Bundesarbeitsgericht, Urteil vom 8. September 2021 – 5 AZR 149/21 –

Vorinstanz: Landesarbeitsgericht Niedersachsen, Urteil vom 13. Oktober 2020 – 10 Sa 619/19 –

Nach einer neuen Entscheidung des Bundesarbeitsgerichts vom 8. September 2021 kann der Beweiswert einer Arbeitsunfähigkeitsbescheinigung, also somit der Nachweis einer tatsächlichen Erkrankung durch ein ärztliches Attest, dann erheblich erschüttert sein bzw. infrage gestellt sein, wenn die ausgewiesene Arbeitsunfähigkeit exakt mit der Dauer der noch ablaufenden Kündigungsfrist übereinstimmt.

In dem insoweit entschiedenen Fall kündigte die Arbeitnehmerin am 8. Februar 2019 mit einer Frist von zwei Wochen zum 22. Februar 2019 – gleichzeitig legte sie eine auf den 8. Februar 2019 datierte Arbeitsunfähigkeitsbescheinigung vor, welche eine Arbeitsunfähigkeit genau bis zum 22. Februar auswies.

Die Arbeitgeberin verweigerte die Entgeltfortzahlung, insbesondere weil die Dauer der ausgewiesenen Arbeitsunfähigkeit (mit Datum vom Kündigungsdatum) exakt mit der noch abzulaufen Kündigungsfrist übereinstimmte.

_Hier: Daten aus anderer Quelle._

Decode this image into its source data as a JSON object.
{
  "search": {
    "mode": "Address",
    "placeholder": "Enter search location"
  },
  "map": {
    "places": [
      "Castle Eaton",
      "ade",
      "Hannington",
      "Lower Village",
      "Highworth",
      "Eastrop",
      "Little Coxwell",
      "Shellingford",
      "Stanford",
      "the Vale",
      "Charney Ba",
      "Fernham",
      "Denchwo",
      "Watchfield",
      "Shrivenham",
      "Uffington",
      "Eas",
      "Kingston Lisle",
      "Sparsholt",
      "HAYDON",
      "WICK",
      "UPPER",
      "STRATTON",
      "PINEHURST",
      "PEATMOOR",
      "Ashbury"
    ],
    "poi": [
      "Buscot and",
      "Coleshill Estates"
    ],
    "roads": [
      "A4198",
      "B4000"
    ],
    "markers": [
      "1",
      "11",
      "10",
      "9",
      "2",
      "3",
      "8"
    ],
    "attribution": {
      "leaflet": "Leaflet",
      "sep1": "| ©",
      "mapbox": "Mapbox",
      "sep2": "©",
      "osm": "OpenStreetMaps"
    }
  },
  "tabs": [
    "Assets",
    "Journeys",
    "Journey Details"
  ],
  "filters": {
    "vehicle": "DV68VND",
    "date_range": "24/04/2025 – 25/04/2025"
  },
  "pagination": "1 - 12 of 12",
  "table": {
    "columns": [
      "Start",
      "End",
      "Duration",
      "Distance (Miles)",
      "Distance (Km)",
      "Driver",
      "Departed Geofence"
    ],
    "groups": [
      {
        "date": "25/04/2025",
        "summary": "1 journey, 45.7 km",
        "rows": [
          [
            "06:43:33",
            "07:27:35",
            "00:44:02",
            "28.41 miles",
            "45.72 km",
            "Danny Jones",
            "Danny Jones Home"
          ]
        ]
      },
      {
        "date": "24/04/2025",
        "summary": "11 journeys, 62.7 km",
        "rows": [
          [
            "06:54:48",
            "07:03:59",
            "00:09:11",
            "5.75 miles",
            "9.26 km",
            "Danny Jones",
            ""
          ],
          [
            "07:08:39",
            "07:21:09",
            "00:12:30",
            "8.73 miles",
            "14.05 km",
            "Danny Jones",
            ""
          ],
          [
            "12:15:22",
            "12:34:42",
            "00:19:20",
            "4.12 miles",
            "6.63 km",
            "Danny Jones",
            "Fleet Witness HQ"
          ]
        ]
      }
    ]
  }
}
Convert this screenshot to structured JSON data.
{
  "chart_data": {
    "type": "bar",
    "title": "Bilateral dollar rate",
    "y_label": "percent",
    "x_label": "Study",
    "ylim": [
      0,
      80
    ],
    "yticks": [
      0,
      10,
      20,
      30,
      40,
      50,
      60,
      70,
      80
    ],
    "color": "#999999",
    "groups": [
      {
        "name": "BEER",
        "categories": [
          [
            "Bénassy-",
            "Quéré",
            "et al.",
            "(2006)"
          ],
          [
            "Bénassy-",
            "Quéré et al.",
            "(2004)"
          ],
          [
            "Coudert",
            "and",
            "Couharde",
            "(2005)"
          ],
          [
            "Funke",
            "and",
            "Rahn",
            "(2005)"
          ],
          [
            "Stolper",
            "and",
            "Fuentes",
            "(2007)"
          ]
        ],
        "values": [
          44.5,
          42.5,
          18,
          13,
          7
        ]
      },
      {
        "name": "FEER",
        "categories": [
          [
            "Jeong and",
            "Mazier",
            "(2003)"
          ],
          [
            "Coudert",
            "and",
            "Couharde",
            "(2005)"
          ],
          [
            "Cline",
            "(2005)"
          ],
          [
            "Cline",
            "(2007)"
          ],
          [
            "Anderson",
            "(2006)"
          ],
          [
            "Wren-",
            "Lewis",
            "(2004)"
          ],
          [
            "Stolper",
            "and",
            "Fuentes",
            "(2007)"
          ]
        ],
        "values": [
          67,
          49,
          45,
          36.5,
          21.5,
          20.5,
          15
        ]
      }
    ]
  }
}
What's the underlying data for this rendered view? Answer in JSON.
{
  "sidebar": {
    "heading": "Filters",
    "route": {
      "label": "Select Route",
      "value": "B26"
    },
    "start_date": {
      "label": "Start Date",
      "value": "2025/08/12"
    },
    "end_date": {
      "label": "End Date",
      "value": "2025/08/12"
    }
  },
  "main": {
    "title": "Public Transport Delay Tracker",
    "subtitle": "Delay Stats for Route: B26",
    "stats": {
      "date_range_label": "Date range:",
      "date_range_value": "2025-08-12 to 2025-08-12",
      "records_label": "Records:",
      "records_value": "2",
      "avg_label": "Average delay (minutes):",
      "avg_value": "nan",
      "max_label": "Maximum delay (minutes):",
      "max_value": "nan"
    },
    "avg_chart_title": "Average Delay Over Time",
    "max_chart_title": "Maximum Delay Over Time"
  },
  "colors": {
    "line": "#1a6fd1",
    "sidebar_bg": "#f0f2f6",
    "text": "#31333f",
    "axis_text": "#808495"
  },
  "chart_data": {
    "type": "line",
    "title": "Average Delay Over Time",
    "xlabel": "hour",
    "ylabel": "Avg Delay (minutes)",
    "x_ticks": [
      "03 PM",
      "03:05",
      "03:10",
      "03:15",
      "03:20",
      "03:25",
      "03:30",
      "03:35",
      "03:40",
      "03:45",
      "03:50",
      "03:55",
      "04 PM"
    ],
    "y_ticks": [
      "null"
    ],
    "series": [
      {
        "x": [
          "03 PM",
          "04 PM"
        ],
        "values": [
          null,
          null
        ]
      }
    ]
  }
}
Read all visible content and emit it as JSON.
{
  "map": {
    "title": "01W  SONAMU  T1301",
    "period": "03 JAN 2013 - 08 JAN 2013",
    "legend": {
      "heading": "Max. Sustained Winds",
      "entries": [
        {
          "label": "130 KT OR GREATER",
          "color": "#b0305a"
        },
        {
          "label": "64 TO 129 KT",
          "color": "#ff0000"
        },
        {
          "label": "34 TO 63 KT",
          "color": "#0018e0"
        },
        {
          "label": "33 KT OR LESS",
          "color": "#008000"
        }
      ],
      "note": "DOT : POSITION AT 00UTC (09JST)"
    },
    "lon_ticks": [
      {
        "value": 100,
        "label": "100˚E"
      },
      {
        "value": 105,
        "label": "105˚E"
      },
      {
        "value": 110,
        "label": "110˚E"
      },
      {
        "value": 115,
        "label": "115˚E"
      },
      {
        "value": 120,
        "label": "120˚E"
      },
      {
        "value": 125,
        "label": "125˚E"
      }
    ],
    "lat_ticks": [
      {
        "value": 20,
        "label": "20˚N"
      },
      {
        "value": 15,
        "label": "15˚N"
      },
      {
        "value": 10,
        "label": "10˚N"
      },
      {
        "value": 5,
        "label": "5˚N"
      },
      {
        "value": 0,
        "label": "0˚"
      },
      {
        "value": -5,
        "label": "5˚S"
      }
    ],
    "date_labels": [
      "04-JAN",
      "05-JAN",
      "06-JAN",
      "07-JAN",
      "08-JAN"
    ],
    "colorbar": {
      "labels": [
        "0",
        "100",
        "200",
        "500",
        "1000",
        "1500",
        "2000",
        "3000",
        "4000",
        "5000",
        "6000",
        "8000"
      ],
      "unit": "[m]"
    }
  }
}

In den Vorinstanzen wurde der Klägerin noch Recht gegeben und ihr die Entgeltfortzahlung zugesprochen. Das Bundesarbeitsgericht hat nun mit der jetzigen Entscheidung anders geurteilt. Demnach ist zwar eine ärztliche Arbeitsunfähigkeitsbescheinigung grundsätzlich das gesetzlich vorgesehene Mittel um eine Arbeitsunfähigkeit gegenüber dem Arbeitgeber nachzuweisen. Allerdings kann der Beweiswert einer solchen Arbeitsunfähigkeitsbescheinigung dann erheblich erschüttert sein, wenn gewisse Umstände durch den Arbeitgeber dargelegt (und notfalls bewiesen) werden, welche ernsthafte Zweifel an einer tatsächlichen Erkrankung – und somit an der inhaltlichen Richtigkeit der Arbeitsunfähigkeitsbescheinigung –  begründen.

Sofern der Arbeitgeber solche ernsthaften Zweifel darlegt und notfalls beweisen kann ist es daher dann Aufgabe des einzelnen Arbeitnehmers substantiiert darzulegen und zu beweisen, dass er wirklich arbeitsunfähig erkrankt war und zwar in den genau diesem Zeitraum der noch ablaufenden Kündigungsfrist. Ein Arbeitnehmer kann dies nach der Rechtsprechung des Bundesarbeitsgerichts zum Beispiel beweisen indem er seinen behandelnden Arzt von der ärztlichen Schweigepflicht entbindet.

Das Bundesarbeitsgericht sah demnach in dieser Entscheidung den grundsätzlich gegebenen Beweiswert einer Arbeitsunfähigkeitsbescheinigung als nicht gegeben bzw. ausreichend an, weil die zeitliche Übereinstimmung zwischen der Ausstellung bzw. dem Beginn der Arbeitsunfähigkeit am 8. Februar bis einschließlich zum 22. Februar und dem gleichzeitigen Ablaufen der Kündigungsfrist zum 22. Februar offensichtlich gewesen ist.

Der daraus folgenden Beweislast für die betroffene Arbeitnehmerin, welcher sie mit einer Entbindung von der ärztlichen Schweigepflicht Genüge getan hätte, ist die Arbeitnehmerin im entschiedenen Fall aber nicht nachgekommen, so dass deren Klage letztendlich abzuweisen war.